What Is Blockchain Technology
If you are unfamiliar with the term and you are or wish to be involved in digital currency, it will not be long before you are hearing about blockchain technology. This technology allows records being stored on a number of different servers or networks to still have access to one another through an encrypted algorithm.
The various networks are linked together using cryptography. It is believed that the security model will not only protect against hackers attempting to access users accounts, but would also deny them access to the transactions between various servers. This would allow for a well-protected digital currency platform to be implemented worldwide, giving those who have skepticism about cryptocurrencies reason to trust in their investment.
They Are All In
While this may not be the magic solution everyone is hoping for, the reality is that most of the globe is putting their full weight behind blockchain technology. In fact, according to the Worldwide Semiannual Blockchain Spending Guide, a publication provided by the International Data Corporation, it is expected that there will be a nearly 90% increase in investment spent on developing blockchain technology in 2019 over what was spent the previous year.
In 2018, $1.5 billion was spent on the production and development of blockchain technology, but that number is expected to reach $2.9 billion by the end of this year. Even more staggering, it is believed that over the next four years the increase in spending will reach as much as $12 billion by 2022. That is an increase of nearly 1000% in just four years.
Everyone Is Involved
The investment numbers are staggering, but the number of organizations jumping in to help create the technology is also noteworthy. In early February, the largest digital currency exchange service in the world, Coinbase, agreed to purchase Italian startup company Neutrino. The startup was developing high end technology related to blockchains, and Coinbase saw the young company as the solution to their cybersecurity needs.
Days later the largest telecommunications operator in South Korea, KT Corporation, announced that they would be developing a platform that would enable their clients networks to be able to better communicate with one another through the use of this technology.
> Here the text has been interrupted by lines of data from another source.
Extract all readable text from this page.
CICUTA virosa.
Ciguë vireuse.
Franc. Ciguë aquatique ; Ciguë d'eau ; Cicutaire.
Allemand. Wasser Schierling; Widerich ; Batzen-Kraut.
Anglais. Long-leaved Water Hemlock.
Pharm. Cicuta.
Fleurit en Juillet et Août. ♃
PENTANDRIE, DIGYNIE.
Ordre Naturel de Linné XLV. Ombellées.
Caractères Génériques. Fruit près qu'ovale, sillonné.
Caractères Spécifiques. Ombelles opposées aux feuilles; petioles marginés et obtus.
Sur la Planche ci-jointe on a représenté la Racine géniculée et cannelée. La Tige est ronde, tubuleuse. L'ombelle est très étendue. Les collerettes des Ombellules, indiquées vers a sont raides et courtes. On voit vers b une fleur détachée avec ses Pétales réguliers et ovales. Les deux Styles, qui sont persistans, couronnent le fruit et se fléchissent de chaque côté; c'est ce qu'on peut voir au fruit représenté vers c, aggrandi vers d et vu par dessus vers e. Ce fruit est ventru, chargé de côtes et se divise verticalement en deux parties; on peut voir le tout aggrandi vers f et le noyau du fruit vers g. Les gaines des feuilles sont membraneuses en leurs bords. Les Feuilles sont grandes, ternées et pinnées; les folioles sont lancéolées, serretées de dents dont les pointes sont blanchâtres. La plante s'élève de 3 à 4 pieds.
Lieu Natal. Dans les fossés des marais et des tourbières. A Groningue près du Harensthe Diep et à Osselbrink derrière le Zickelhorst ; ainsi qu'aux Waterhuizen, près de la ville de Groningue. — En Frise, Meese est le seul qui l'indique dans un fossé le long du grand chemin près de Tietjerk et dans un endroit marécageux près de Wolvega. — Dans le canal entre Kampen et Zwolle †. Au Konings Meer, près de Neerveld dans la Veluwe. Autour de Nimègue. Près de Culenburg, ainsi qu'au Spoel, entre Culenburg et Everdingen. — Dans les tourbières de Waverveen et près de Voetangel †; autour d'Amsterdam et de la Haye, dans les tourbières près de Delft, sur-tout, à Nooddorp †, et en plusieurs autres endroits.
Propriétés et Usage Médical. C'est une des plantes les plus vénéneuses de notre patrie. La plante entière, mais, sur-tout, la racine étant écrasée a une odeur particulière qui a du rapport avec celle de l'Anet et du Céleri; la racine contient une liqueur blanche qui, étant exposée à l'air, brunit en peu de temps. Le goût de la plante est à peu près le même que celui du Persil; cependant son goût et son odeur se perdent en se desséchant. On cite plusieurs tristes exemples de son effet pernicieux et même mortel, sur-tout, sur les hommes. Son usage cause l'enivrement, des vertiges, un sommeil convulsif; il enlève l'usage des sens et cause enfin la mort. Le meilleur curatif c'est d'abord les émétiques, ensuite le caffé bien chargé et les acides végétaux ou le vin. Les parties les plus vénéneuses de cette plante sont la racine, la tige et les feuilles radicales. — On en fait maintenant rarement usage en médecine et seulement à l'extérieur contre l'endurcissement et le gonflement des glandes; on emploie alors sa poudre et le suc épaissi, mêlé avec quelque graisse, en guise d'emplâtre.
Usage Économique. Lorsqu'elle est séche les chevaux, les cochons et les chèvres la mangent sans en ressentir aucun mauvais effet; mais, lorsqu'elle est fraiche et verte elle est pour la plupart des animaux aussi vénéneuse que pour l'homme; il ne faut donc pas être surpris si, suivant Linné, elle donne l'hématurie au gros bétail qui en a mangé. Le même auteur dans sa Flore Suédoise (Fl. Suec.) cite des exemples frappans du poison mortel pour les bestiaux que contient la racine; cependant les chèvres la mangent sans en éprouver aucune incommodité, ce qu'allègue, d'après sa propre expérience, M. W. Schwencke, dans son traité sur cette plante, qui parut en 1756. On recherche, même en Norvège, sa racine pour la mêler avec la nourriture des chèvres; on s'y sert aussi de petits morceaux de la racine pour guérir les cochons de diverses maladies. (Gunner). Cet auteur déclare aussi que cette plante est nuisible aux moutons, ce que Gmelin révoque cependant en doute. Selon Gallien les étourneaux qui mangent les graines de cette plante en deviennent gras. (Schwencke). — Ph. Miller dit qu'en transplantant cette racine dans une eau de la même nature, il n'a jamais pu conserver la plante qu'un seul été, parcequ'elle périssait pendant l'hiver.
Colleges and universities are getting involved as well. In January, the Tokyo Institute of Technology announced that they had reached an agreement with one of the largest technology companies in Japan to create and implement blockchain technology. On the same day in February, both the University of Singapore and the University of Edinburg announced that they had reached agreements with large tech companies in their countries to create R&D blockchain technology.
Clearly everyone is chasing the money, whether it is to create technology that will make them a leader (a lucrative one at that) in the development of this technology, or that it will give investors greater security to be able to protect their assets. While there have been some breaches of security related to this innovation, it appears that financial institutions, banks, universities, and other institutions are banking on this technology to be the security wonder of the future. Clearly, it is here to stay.